For almost 30 years, the TDRS spacecraft have provided a reliable communications network for NASA, serving numerous national and international space missions. The TDRS fleet is a space-based communication system used to provide tracking, telemetry, command, and high bandwidth data return services. The satellites provide in-flight communications with spacecraft operating in low-Earth orbit. It has been 10 years since NASA's last TDRS launch.
"This launch will provide even greater capabilities to a network that has become key to enabling many of NASA's scientific discoveries," says Jeffrey Gramling, project manager for TDRS at NASA's Goddard Space Flight Center in Greenbelt, Md.
TDRS-K will launch to geostationary orbit aboard an Atlas V rocket. The spacecraft is the first of three next-generation satellites designed to ensure vital operational continuity for NASA by expanding the lifespan of the fleet. The launch of TDRS-L is scheduled for 2014 and TDRS-M in 2015.
Each of the new satellites has a higher performance solar panel design to provide more spacecraft power. This upgrade will return signal processing for the S-Band multiple access service to the ground -- the same as the first-generation TDRS spacecraft. Ground-based processing allows TDRS to service more customers with different and evolving communication requirements.

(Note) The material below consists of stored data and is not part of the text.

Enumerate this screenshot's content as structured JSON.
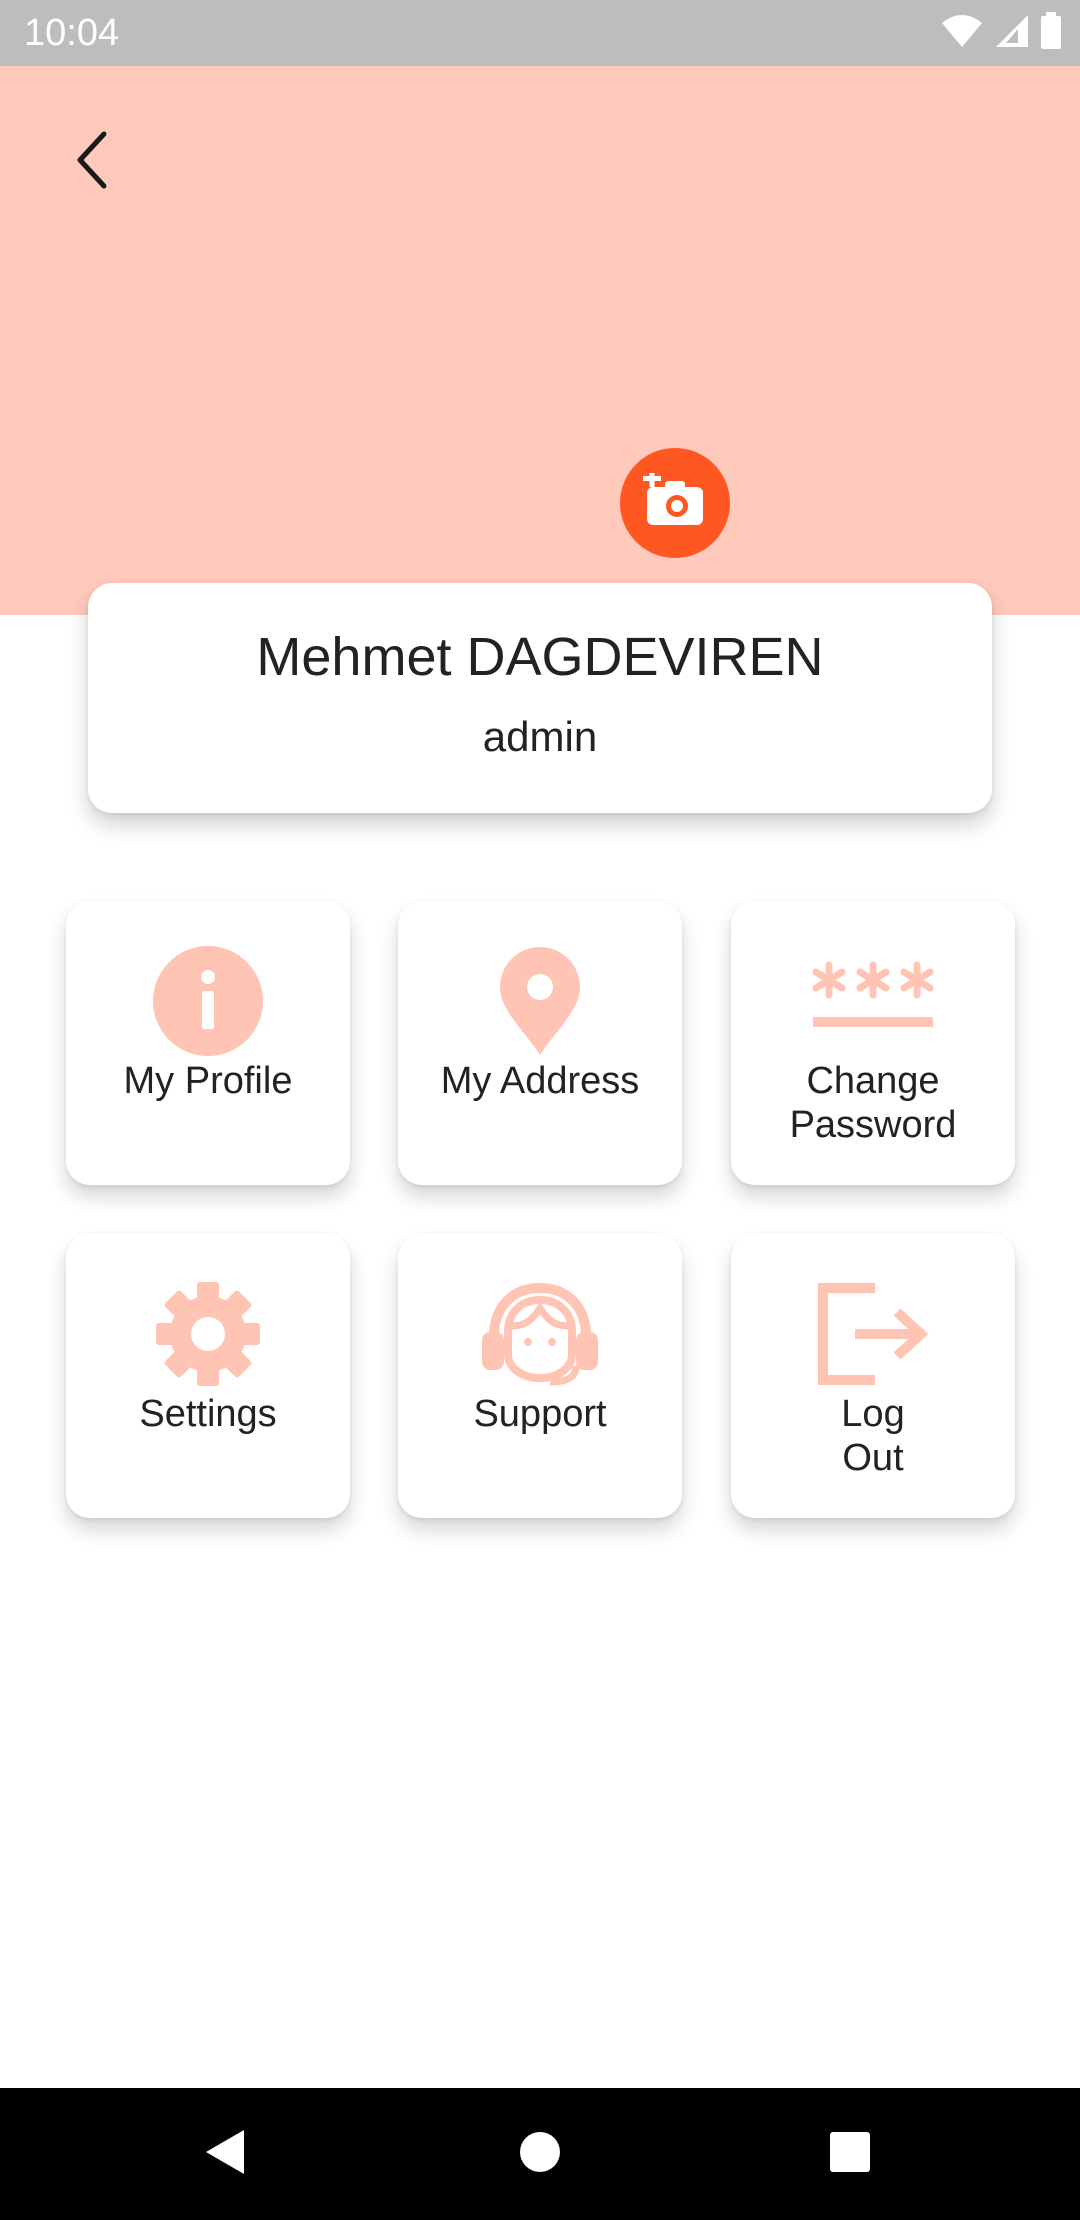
{
  "status_bar": {
    "time": "10:04",
    "icons": [
      "wifi-icon",
      "cell-signal-icon",
      "battery-icon"
    ]
  },
  "header": {
    "back_icon": "chevron-left-icon",
    "camera_icon": "add-photo-camera-icon"
  },
  "profile": {
    "name": "Mehmet DAGDEVIREN",
    "role": "admin"
  },
  "menu": {
    "items": [
      {
        "label": "My Profile",
        "icon": "info-icon"
      },
      {
        "label": "My Address",
        "icon": "location-pin-icon"
      },
      {
        "label": "Change\nPassword",
        "icon": "password-icon"
      },
      {
        "label": "Settings",
        "icon": "gear-icon"
      },
      {
        "label": "Support",
        "icon": "headset-support-icon"
      },
      {
        "label": "Log\nOut",
        "icon": "logout-icon"
      }
    ]
  },
  "nav": {
    "icons": [
      "back-triangle-icon",
      "home-circle-icon",
      "recents-square-icon"
    ]
  },
  "colors": {
    "header": "#ffcabb",
    "accent": "#ff5722",
    "tile_icon": "#ffc4b3",
    "status_bar": "#bdbdbd",
    "nav_bar": "#000000"
  }
}
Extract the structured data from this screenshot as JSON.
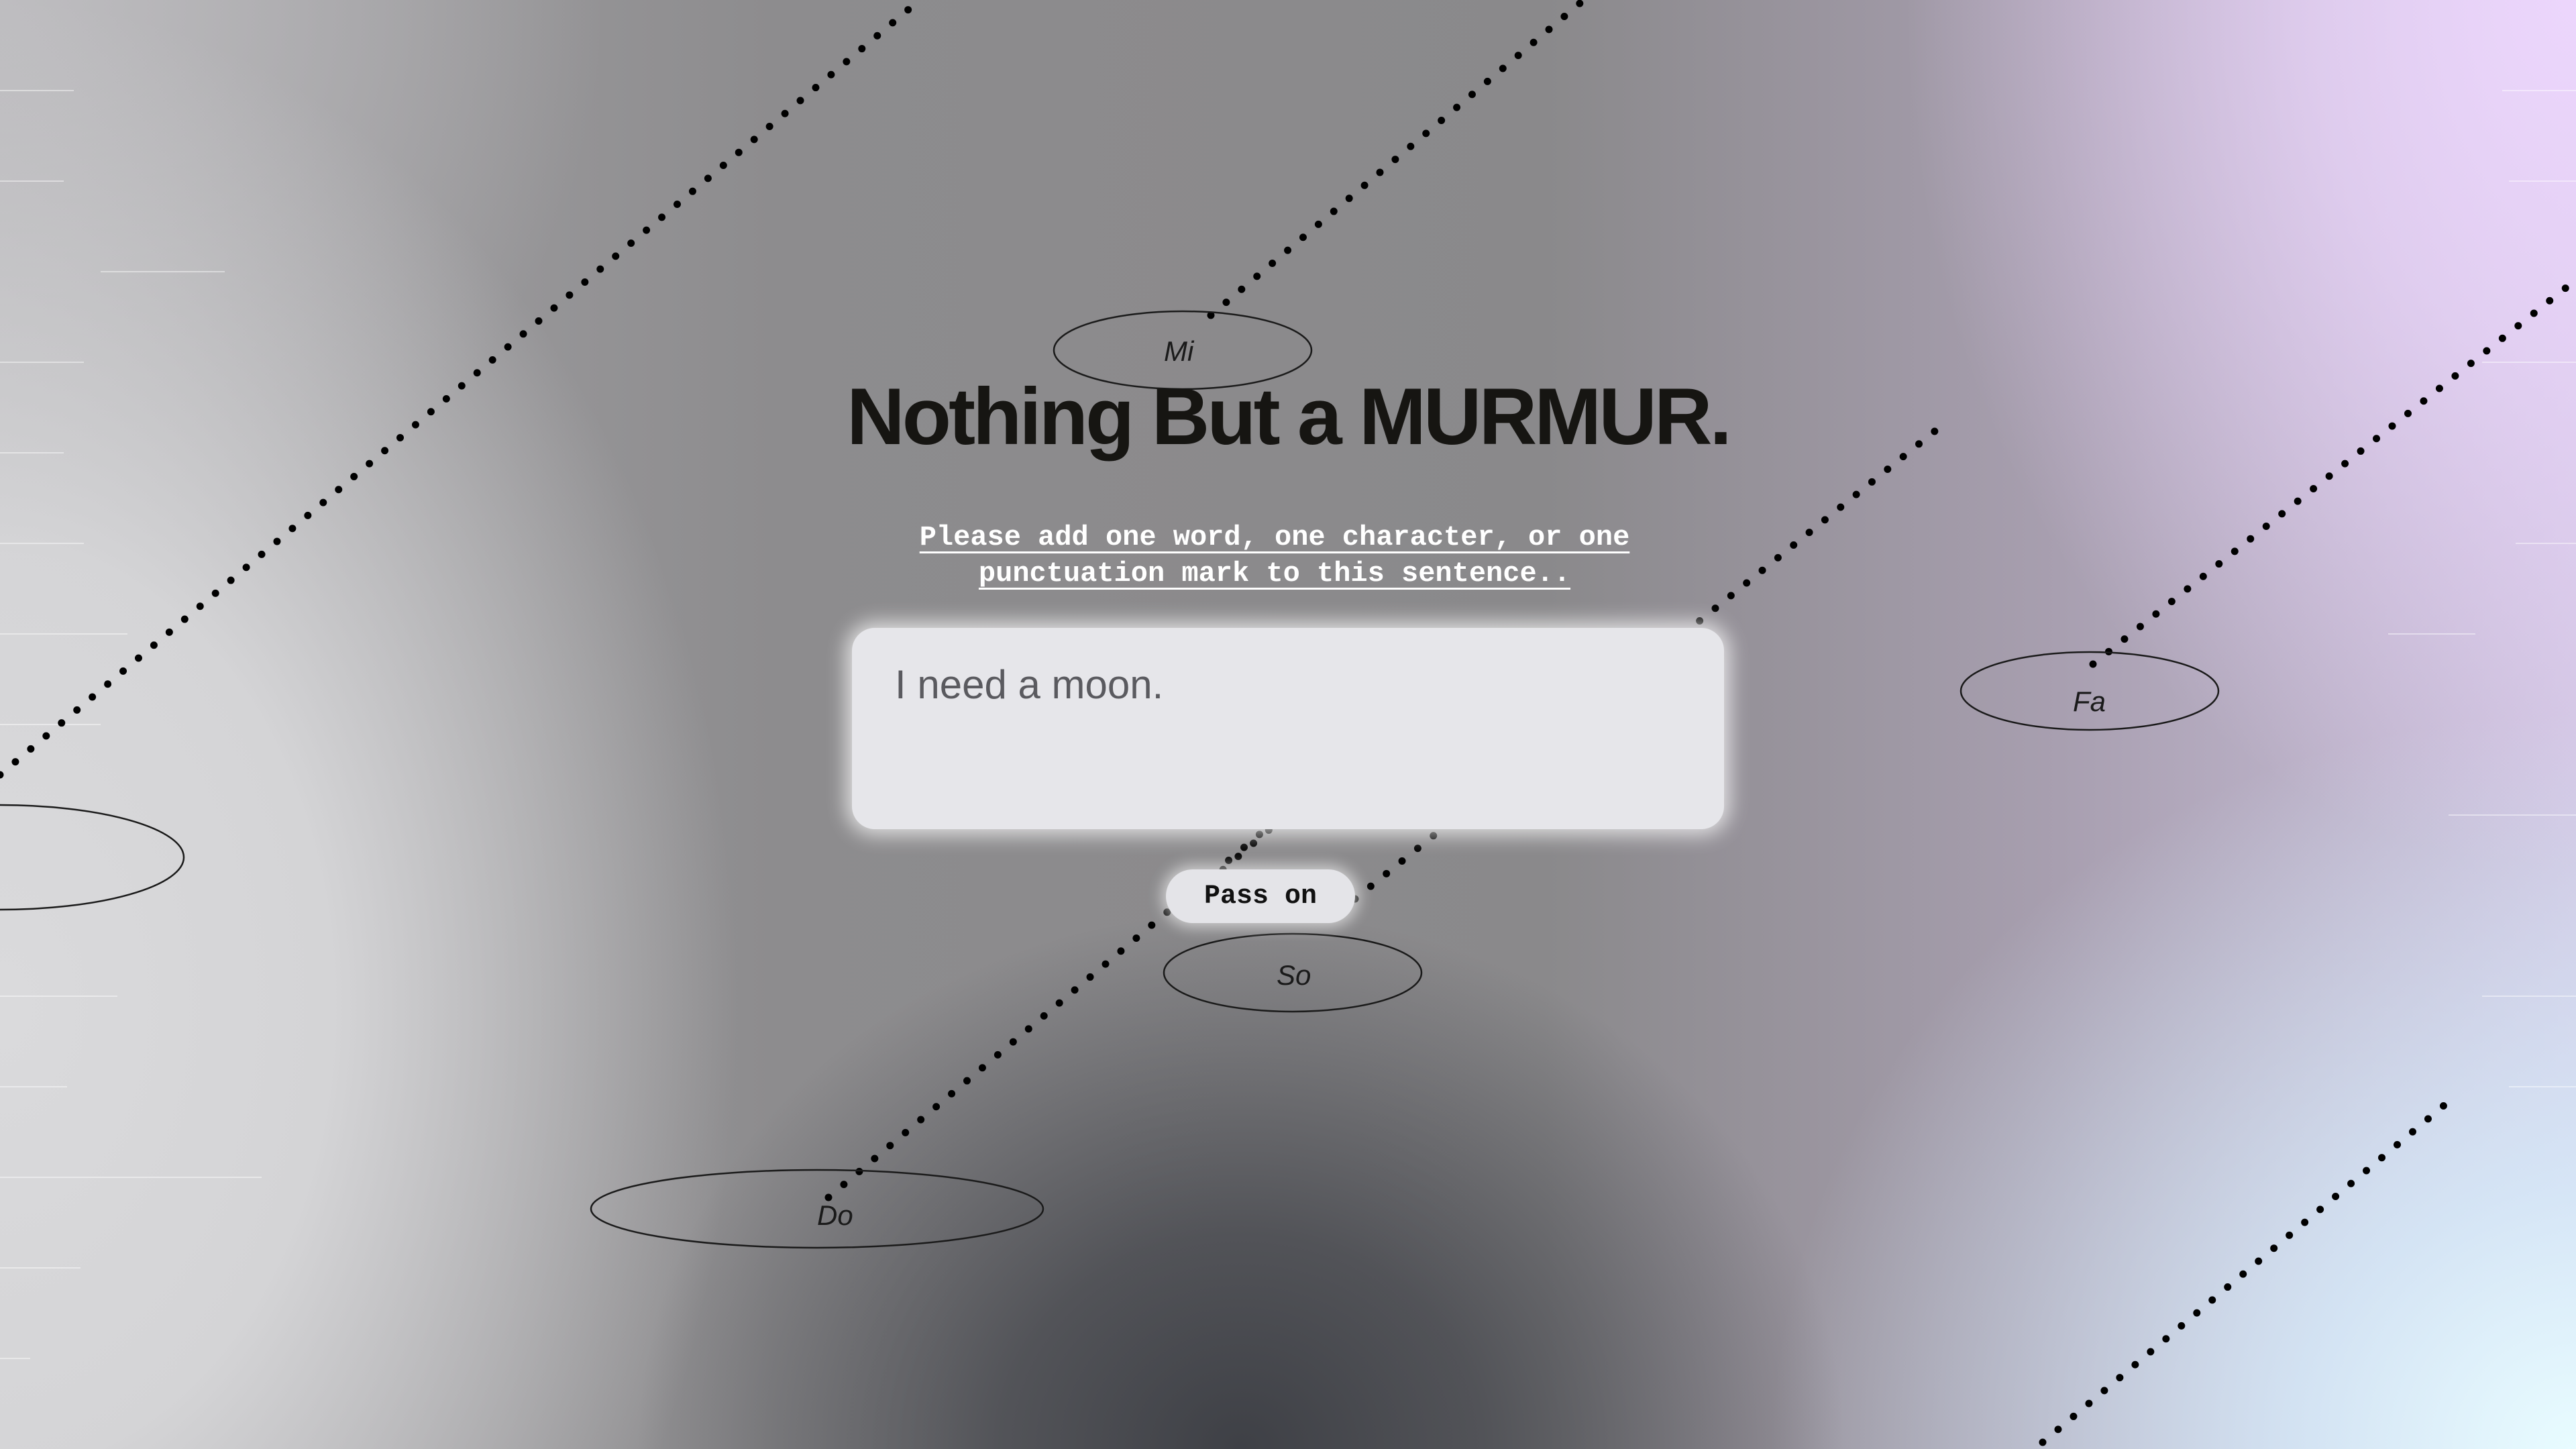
{
  "app": {
    "title": "Nothing But a MURMUR.",
    "instruction": "Please add one word, one character, or one punctuation mark to this sentence.."
  },
  "sentence_field": {
    "value": "I need a moon."
  },
  "pass_button": {
    "label": "Pass on"
  },
  "notes": [
    {
      "id": "mi",
      "label": "Mi"
    },
    {
      "id": "fa",
      "label": "Fa"
    },
    {
      "id": "so",
      "label": "So"
    },
    {
      "id": "do",
      "label": "Do"
    },
    {
      "id": "offscreen",
      "label": ""
    }
  ],
  "colors": {
    "title": "#161512",
    "instruction": "#ffffff",
    "field_bg": "#e6e6ea",
    "field_text": "#5a5a5f",
    "button_bg": "#e4e4e8",
    "dots": "#000000"
  }
}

The TDRS fleet began operating during the space shuttle era and provides critical communication support from several locations in geostationary orbit to NASA's human spaceflight endeavors, including the International Space Station. The fleet also provides communications support to an array of science missions, as well as various types of launch vehicles. Of the nine TDRS satellites launched, seven are still operational, although four are already beyond their design life. Two have been retired. The second TDRS was lost in 1986 during the space shuttle Challenger accident.
NASA's Space Communications and Navigation Program, part of the Human Exploration and Operations Mission Directorate at the agency's Headquarters in Washington, is responsible for the TDRS network. NASA's Launch Services Program at Kennedy is responsible for launch management. United Launch Alliance provides the Atlas V rocket launch service.